Assessment is performed using many techniques including footage from in-weapon cameras, gun cameras, forces on the ground near the target, satellite imagery and follow-up visits to the target. For nuclear weapons, special techniques may be required due to the extensive damage caused and difficulty in approaching the site.

== Limitations ==

BDA relies on humans to interpret and analyze the data collected from various sources. Despite improvements in the data capture techniques, limitations in the assessment process were exposed following the 1991 Gulf War when the data supplied by on-board cameras was not analyzed correctly.
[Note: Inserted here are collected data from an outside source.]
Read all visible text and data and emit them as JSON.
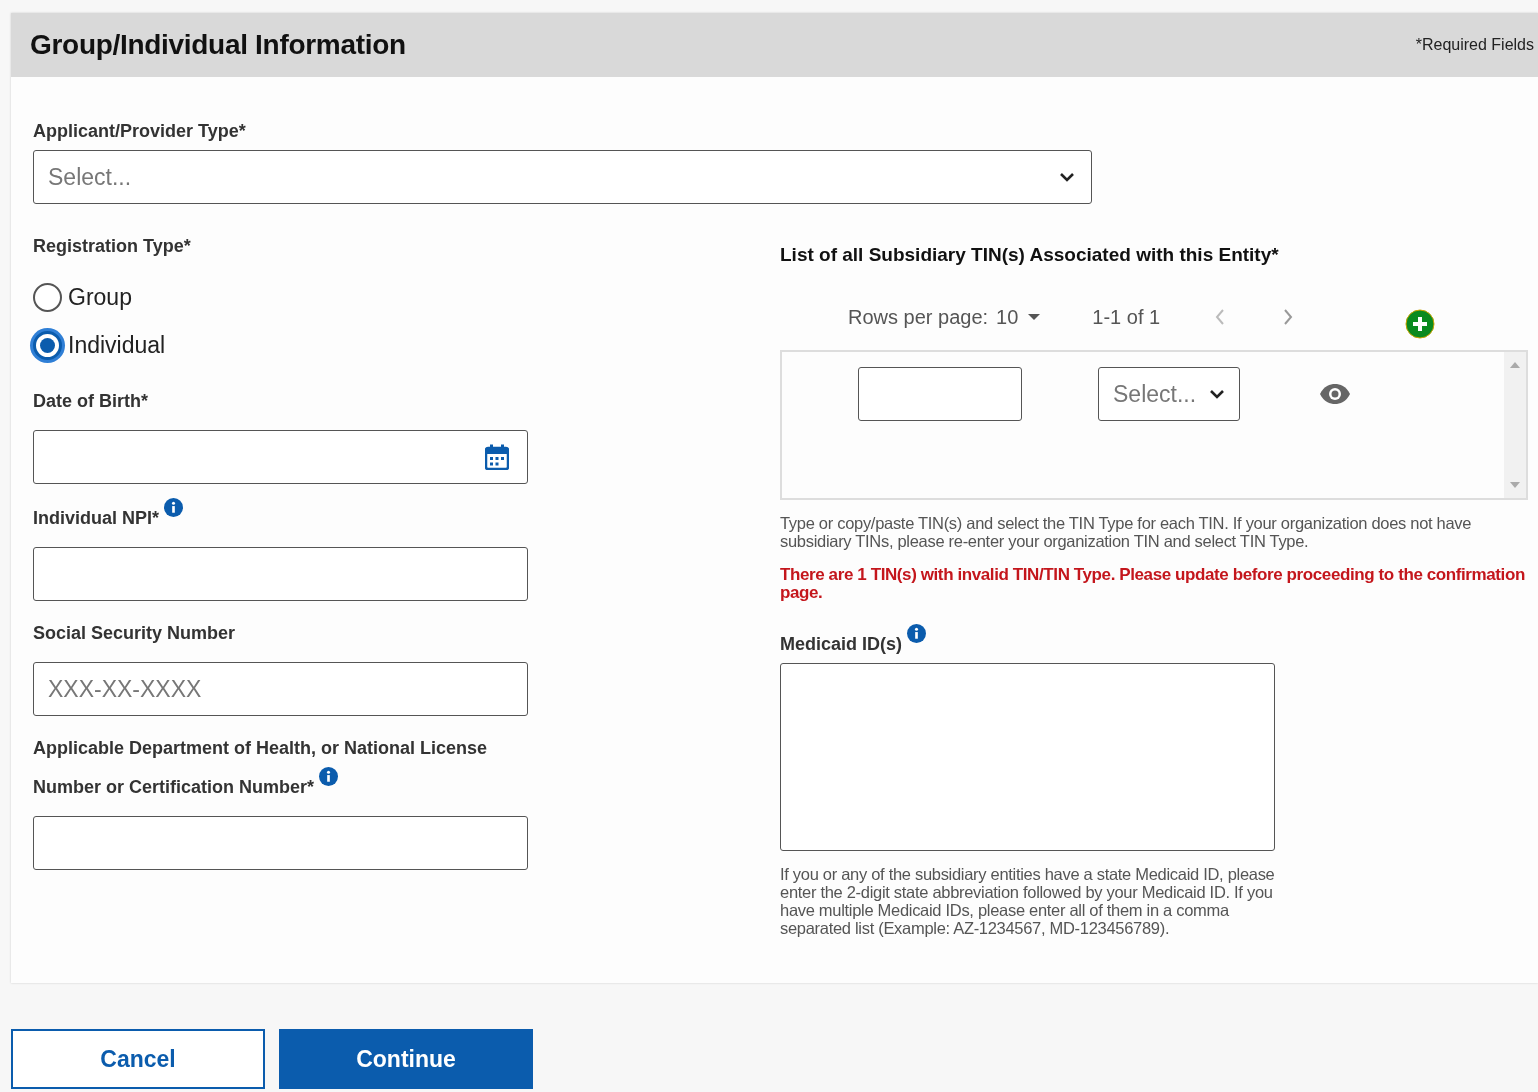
{
  "header": {
    "title": "Group/Individual Information",
    "required_note": "*Required Fields"
  },
  "applicant_type": {
    "label": "Applicant/Provider Type*",
    "placeholder": "Select..."
  },
  "registration_type": {
    "label": "Registration Type*",
    "options": [
      {
        "label": "Group",
        "selected": false
      },
      {
        "label": "Individual",
        "selected": true
      }
    ]
  },
  "fields": [
    {
      "kind": "date",
      "label": "Date of Birth*",
      "info": false
    },
    {
      "kind": "text",
      "label": "Individual NPI*",
      "info": true
    },
    {
      "kind": "text",
      "label": "Social Security Number",
      "placeholder": "XXX-XX-XXXX",
      "info": false
    },
    {
      "kind": "text",
      "label": "Applicable Department of Health, or National License Number or Certification Number*",
      "info": true
    }
  ],
  "tin_list": {
    "title": "List of all Subsidiary TIN(s) Associated with this Entity*",
    "rows_per_page_label": "Rows per page:",
    "rows_per_page": "10",
    "range": "1-1 of 1",
    "rows": [
      {
        "type_placeholder": "Select..."
      }
    ],
    "help": "Type or copy/paste TIN(s) and select the TIN Type for each TIN. If your organization does not have subsidiary TINs, please re-enter your organization TIN and select TIN Type.",
    "error": "There are 1 TIN(s) with invalid TIN/TIN Type. Please update before proceeding to the confirmation page."
  },
  "medicaid": {
    "label": "Medicaid ID(s)",
    "info": true,
    "help": "If you or any of the subsidiary entities have a state Medicaid ID, please enter the 2-digit state abbreviation followed by your Medicaid ID. If you have multiple Medicaid IDs, please enter all of them in a comma separated list (Example: AZ-1234567, MD-123456789)."
  },
  "buttons": [
    {
      "label": "Cancel",
      "kind": "secondary"
    },
    {
      "label": "Continue",
      "kind": "primary"
    }
  ]
}
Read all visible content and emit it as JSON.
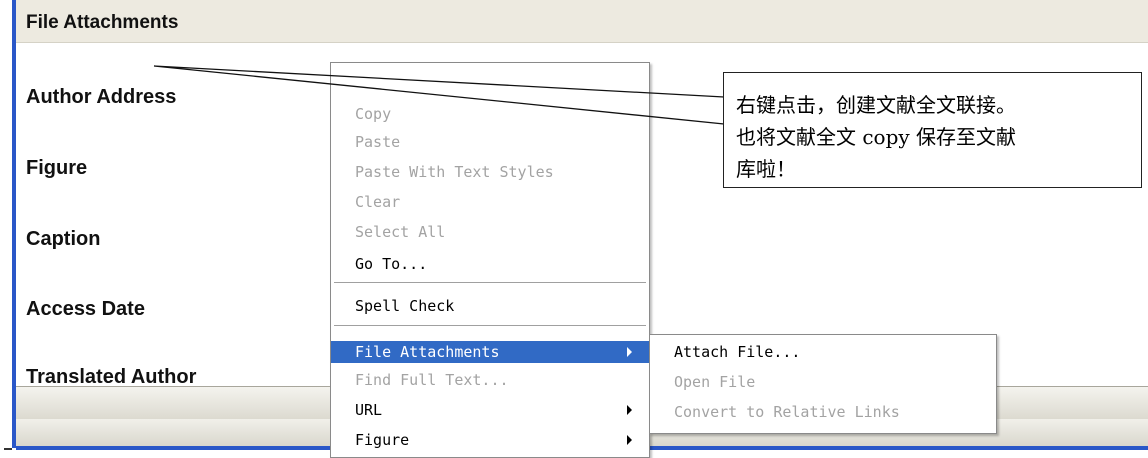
{
  "header": {
    "title": "File Attachments"
  },
  "fields": [
    {
      "label": "Author Address"
    },
    {
      "label": "Figure"
    },
    {
      "label": "Caption"
    },
    {
      "label": "Access Date"
    },
    {
      "label": "Translated Author"
    }
  ],
  "context_menu": {
    "items": [
      {
        "label": "Copy",
        "enabled": false
      },
      {
        "label": "Paste",
        "enabled": false
      },
      {
        "label": "Paste With Text Styles",
        "enabled": false
      },
      {
        "label": "Clear",
        "enabled": false
      },
      {
        "label": "Select All",
        "enabled": false
      },
      {
        "label": "Go To...",
        "enabled": true
      },
      {
        "label": "Spell Check",
        "enabled": true
      },
      {
        "label": "File Attachments",
        "enabled": true,
        "selected": true,
        "submenu": true
      },
      {
        "label": "Find Full Text...",
        "enabled": false
      },
      {
        "label": "URL",
        "enabled": true,
        "submenu": true
      },
      {
        "label": "Figure",
        "enabled": true,
        "submenu": true
      }
    ]
  },
  "submenu": {
    "items": [
      {
        "label": "Attach File...",
        "enabled": true
      },
      {
        "label": "Open File",
        "enabled": false
      },
      {
        "label": "Convert to Relative Links",
        "enabled": false
      }
    ]
  },
  "callout": {
    "lines": [
      "右键点击，创建文献全文联接。",
      "也将文献全文 copy 保存至文献",
      "库啦！"
    ]
  },
  "colors": {
    "selection": "#316ac5",
    "disabled_text": "#a3a3a3",
    "window_border": "#2a57c8"
  }
}
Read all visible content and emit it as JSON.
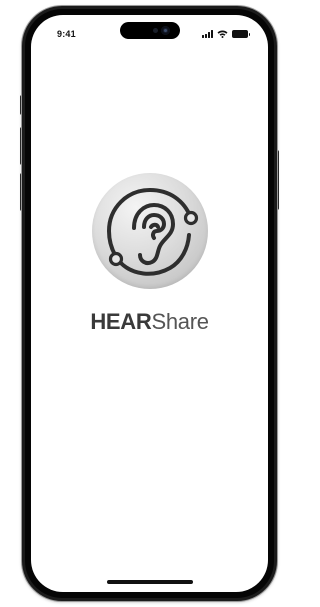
{
  "status_bar": {
    "time": "9:41",
    "signal_icon": "cellular-signal-icon",
    "wifi_icon": "wifi-icon",
    "battery_icon": "battery-icon"
  },
  "splash": {
    "logo_icon": "ear-icon",
    "brand_bold": "HEAR",
    "brand_light": "Share"
  },
  "colors": {
    "badge_light": "#f4f4f4",
    "badge_dark": "#b9b9b9",
    "mark": "#2e2e2e",
    "wordmark": "#444444"
  }
}
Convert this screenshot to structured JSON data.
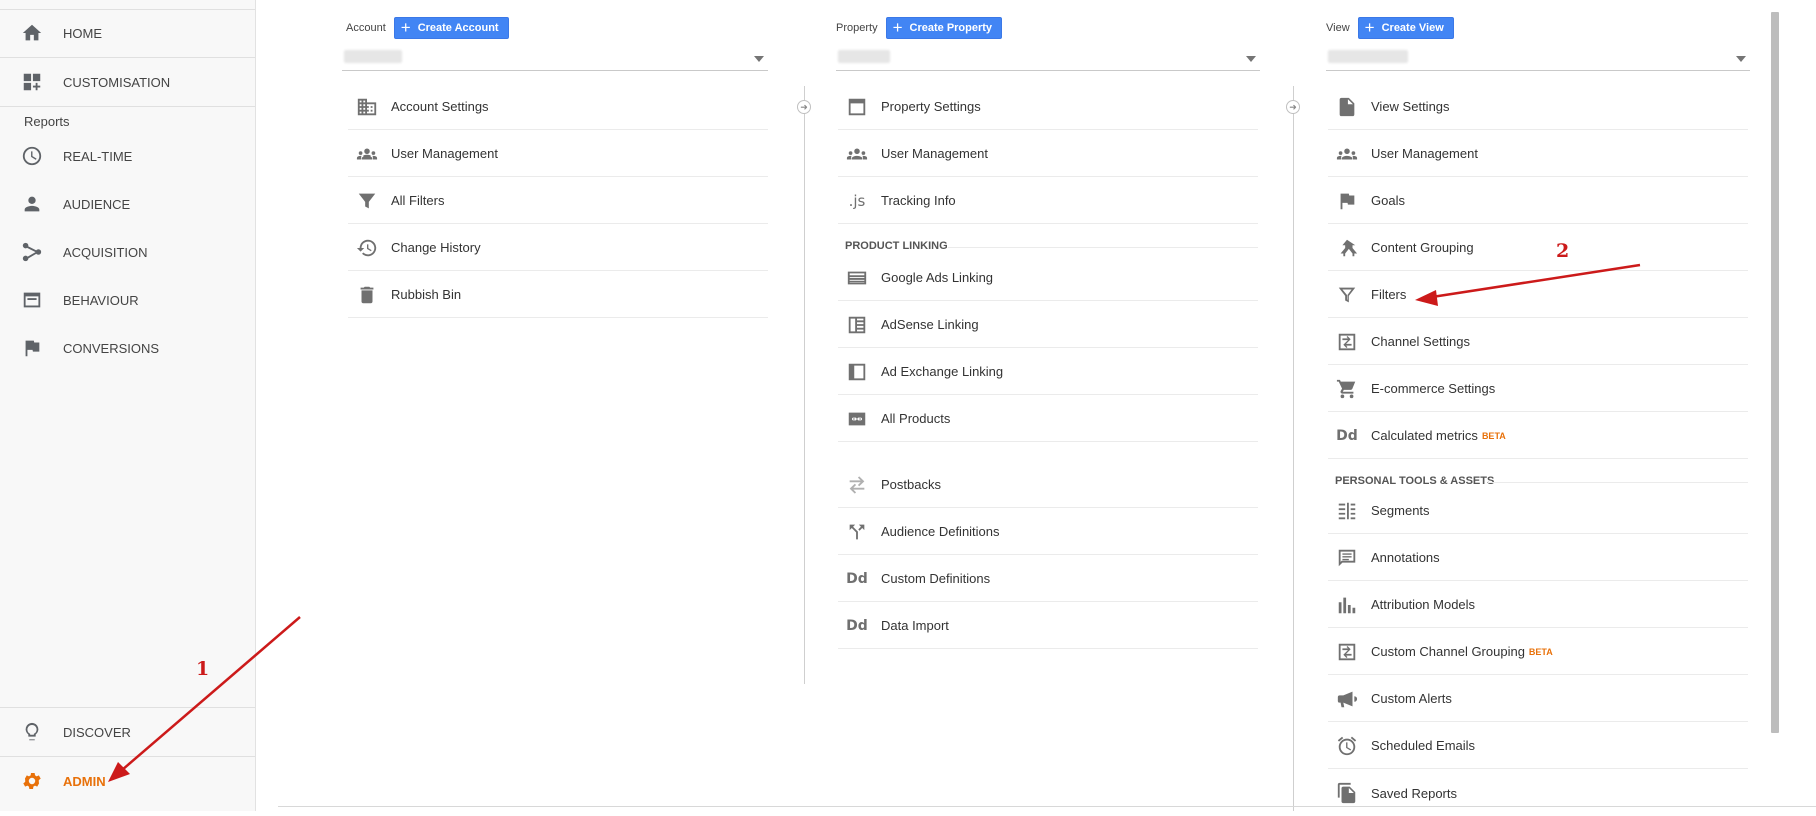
{
  "sidebar": {
    "top_items": [
      {
        "label": "HOME",
        "icon": "home-icon"
      },
      {
        "label": "CUSTOMISATION",
        "icon": "dashboard-plus-icon"
      }
    ],
    "reports_label": "Reports",
    "report_items": [
      {
        "label": "REAL-TIME",
        "icon": "clock-icon"
      },
      {
        "label": "AUDIENCE",
        "icon": "person-icon"
      },
      {
        "label": "ACQUISITION",
        "icon": "acquisition-icon"
      },
      {
        "label": "BEHAVIOUR",
        "icon": "behaviour-icon"
      },
      {
        "label": "CONVERSIONS",
        "icon": "flag-icon"
      }
    ],
    "discover_label": "DISCOVER",
    "admin_label": "ADMIN",
    "admin_color": "#e8710a"
  },
  "account": {
    "label": "Account",
    "create_label": "Create Account",
    "items": [
      "Account Settings",
      "User Management",
      "All Filters",
      "Change History",
      "Rubbish Bin"
    ]
  },
  "property": {
    "label": "Property",
    "create_label": "Create Property",
    "items": [
      "Property Settings",
      "User Management",
      "Tracking Info"
    ],
    "section_label": "PRODUCT LINKING",
    "linking_items": [
      "Google Ads Linking",
      "AdSense Linking",
      "Ad Exchange Linking",
      "All Products"
    ],
    "more_items": [
      "Postbacks",
      "Audience Definitions",
      "Custom Definitions",
      "Data Import"
    ],
    "icon_text_js": ".js",
    "icon_text_dd": "Dd"
  },
  "view": {
    "label": "View",
    "create_label": "Create View",
    "items": [
      "View Settings",
      "User Management",
      "Goals",
      "Content Grouping",
      "Filters",
      "Channel Settings",
      "E-commerce Settings",
      "Calculated metrics"
    ],
    "beta_label": "BETA",
    "section_label": "PERSONAL TOOLS & ASSETS",
    "tools_items": [
      "Segments",
      "Annotations",
      "Attribution Models",
      "Custom Channel Grouping",
      "Custom Alerts",
      "Scheduled Emails",
      "Saved Reports"
    ],
    "icon_text_dd": "Dd"
  },
  "annotations": {
    "step1": "1",
    "step2": "2",
    "arrow_color": "#cc1a1a"
  },
  "colors": {
    "button": "#4285f4",
    "accent": "#e8710a"
  }
}
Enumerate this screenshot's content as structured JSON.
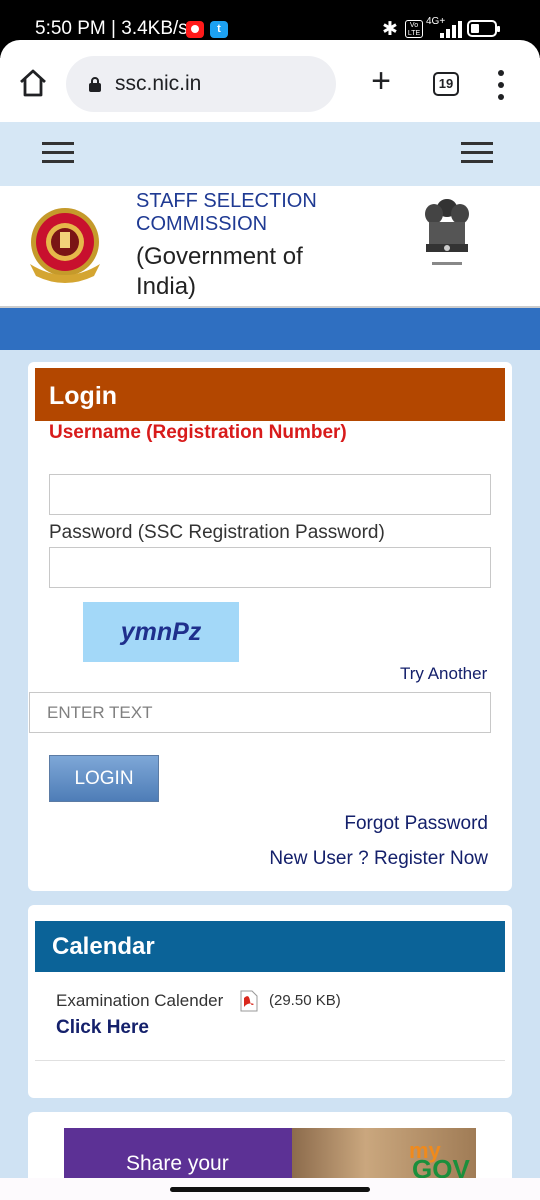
{
  "status_bar": {
    "time_speed": "5:50 PM | 3.4KB/s",
    "network": "4G+",
    "volte": "Vo LTE"
  },
  "browser": {
    "url": "ssc.nic.in",
    "tab_count": "19",
    "icons": [
      "home-icon",
      "lock-icon",
      "plus-icon",
      "tabs-icon",
      "more-vertical-icon"
    ]
  },
  "header": {
    "org_name_line1": "STAFF SELECTION",
    "org_name_line2": "COMMISSION",
    "org_sub_line1": "(Government of",
    "org_sub_line2": "India)"
  },
  "login": {
    "title": "Login",
    "username_label": "Username (Registration Number)",
    "username_value": "",
    "password_label": "Password (SSC Registration Password)",
    "password_value": "",
    "captcha_text": "ymnPz",
    "try_another": "Try Another",
    "captcha_placeholder": "ENTER TEXT",
    "login_button": "LOGIN",
    "forgot_password": "Forgot Password",
    "register": "New User ? Register Now"
  },
  "calendar": {
    "title": "Calendar",
    "item_label": "Examination Calender",
    "file_size": "(29.50 KB)",
    "link": "Click Here"
  },
  "banner": {
    "text": "Share your",
    "brand_my": "my",
    "brand_gov": "GOV"
  },
  "colors": {
    "login_header": "#b34700",
    "calendar_header": "#0b6398",
    "link": "#14206b",
    "username_label": "#d81b1b",
    "page_background": "#cfe2f3"
  }
}
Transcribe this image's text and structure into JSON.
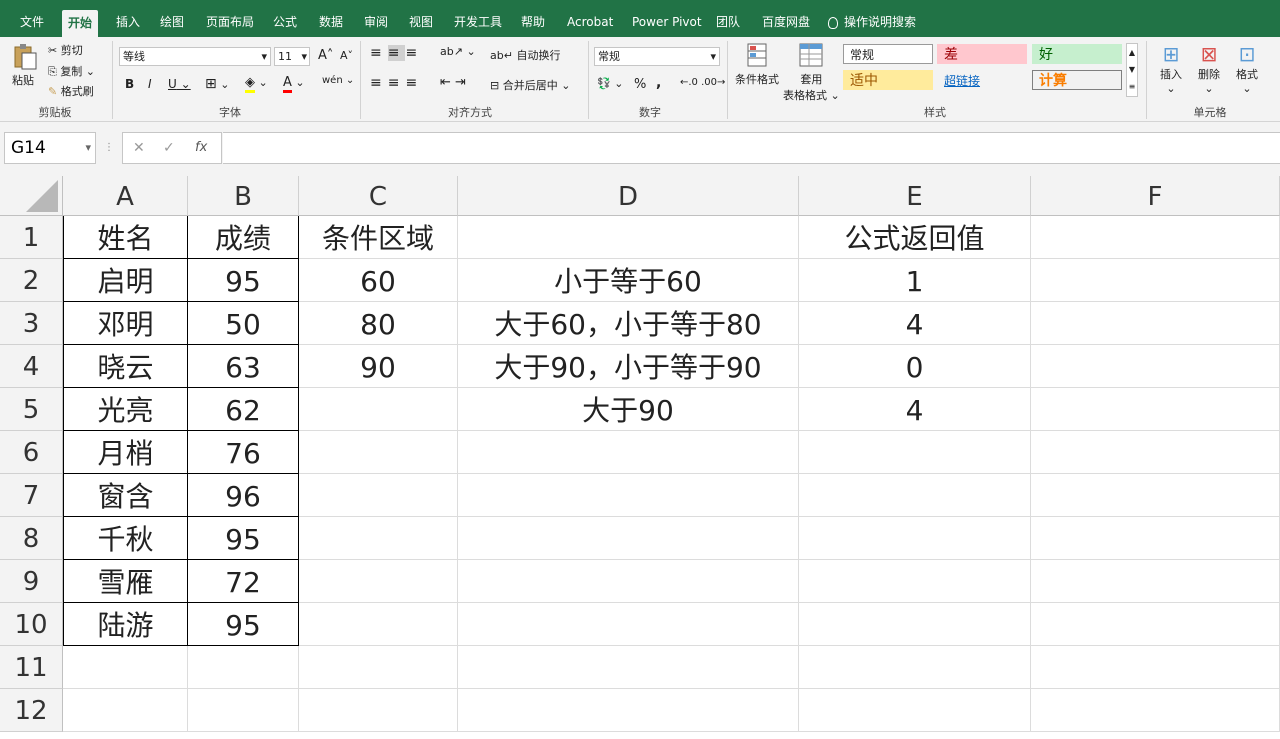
{
  "tabs": [
    "文件",
    "开始",
    "插入",
    "绘图",
    "页面布局",
    "公式",
    "数据",
    "审阅",
    "视图",
    "开发工具",
    "帮助",
    "Acrobat",
    "Power Pivot",
    "团队",
    "百度网盘"
  ],
  "tell_me": "操作说明搜索",
  "ribbon": {
    "clipboard": {
      "paste": "粘贴",
      "cut": "剪切",
      "copy": "复制",
      "format_painter": "格式刷",
      "label": "剪贴板"
    },
    "font": {
      "name": "等线",
      "size": "11",
      "bold": "B",
      "italic": "I",
      "underline": "U",
      "inc": "A",
      "dec": "A",
      "label": "字体",
      "pinyin": "wén"
    },
    "align": {
      "wrap": "自动换行",
      "merge": "合并后居中",
      "label": "对齐方式"
    },
    "number": {
      "format": "常规",
      "percent": "%",
      "comma": ",",
      "label": "数字"
    },
    "styles": {
      "cond_format": "条件格式",
      "table_format_1": "套用",
      "table_format_2": "表格格式",
      "label": "样式",
      "items": [
        {
          "text": "常规",
          "color": "#222222",
          "bg": "#ffffff"
        },
        {
          "text": "差",
          "color": "#9c0006",
          "bg": "#ffc7ce"
        },
        {
          "text": "好",
          "color": "#006100",
          "bg": "#c6efce"
        },
        {
          "text": "适中",
          "color": "#9c5700",
          "bg": "#ffeb9c"
        },
        {
          "text": "超链接",
          "color": "#0563c1",
          "bg": "transparent"
        },
        {
          "text": "计算",
          "color": "#fa7d00",
          "bg": "#f2f2f2"
        }
      ]
    },
    "cells": {
      "insert": "插入",
      "delete": "删除",
      "format": "格式",
      "label": "单元格"
    }
  },
  "formula_bar": {
    "name_box": "G14",
    "fx": "fx",
    "content": ""
  },
  "columns": [
    "A",
    "B",
    "C",
    "D",
    "E",
    "F"
  ],
  "rows": [
    "1",
    "2",
    "3",
    "4",
    "5",
    "6",
    "7",
    "8",
    "9",
    "10",
    "11",
    "12"
  ],
  "sheet": {
    "A": [
      "姓名",
      "启明",
      "邓明",
      "晓云",
      "光亮",
      "月梢",
      "窗含",
      "千秋",
      "雪雁",
      "陆游",
      "",
      ""
    ],
    "B": [
      "成绩",
      "95",
      "50",
      "63",
      "62",
      "76",
      "96",
      "95",
      "72",
      "95",
      "",
      ""
    ],
    "C": [
      "条件区域",
      "60",
      "80",
      "90",
      "",
      "",
      "",
      "",
      "",
      "",
      "",
      ""
    ],
    "D": [
      "",
      "小于等于60",
      "大于60，小于等于80",
      "大于90，小于等于90",
      "大于90",
      "",
      "",
      "",
      "",
      "",
      "",
      ""
    ],
    "E": [
      "公式返回值",
      "1",
      "4",
      "0",
      "4",
      "",
      "",
      "",
      "",
      "",
      "",
      ""
    ],
    "F": [
      "",
      "",
      "",
      "",
      "",
      "",
      "",
      "",
      "",
      "",
      "",
      ""
    ]
  }
}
This flawed analysis resulted in incorrect or incomplete information being given to local commanders on the extent of the damage caused. In particular the analysis did not reliably identify whether a target had been damaged (but remained militarily viable) or was no longer a threat.

==Use of misinformation==
Information on battle damage is highly valuable to the enemy and military intelligence and censors will endeavor to conceal, exaggerate or underplay the extent of damage depending on the circumstances. Following the Bluff Cove Air Attacks during the Falklands War, the British military misled the media into exaggerating the real casualty numbers from less than 50 killed to a range of 400–900 killed and wounded. This misinformation is believed to have contributed to the weak resistance faced by the British during the subsequent assault on Port Stanley.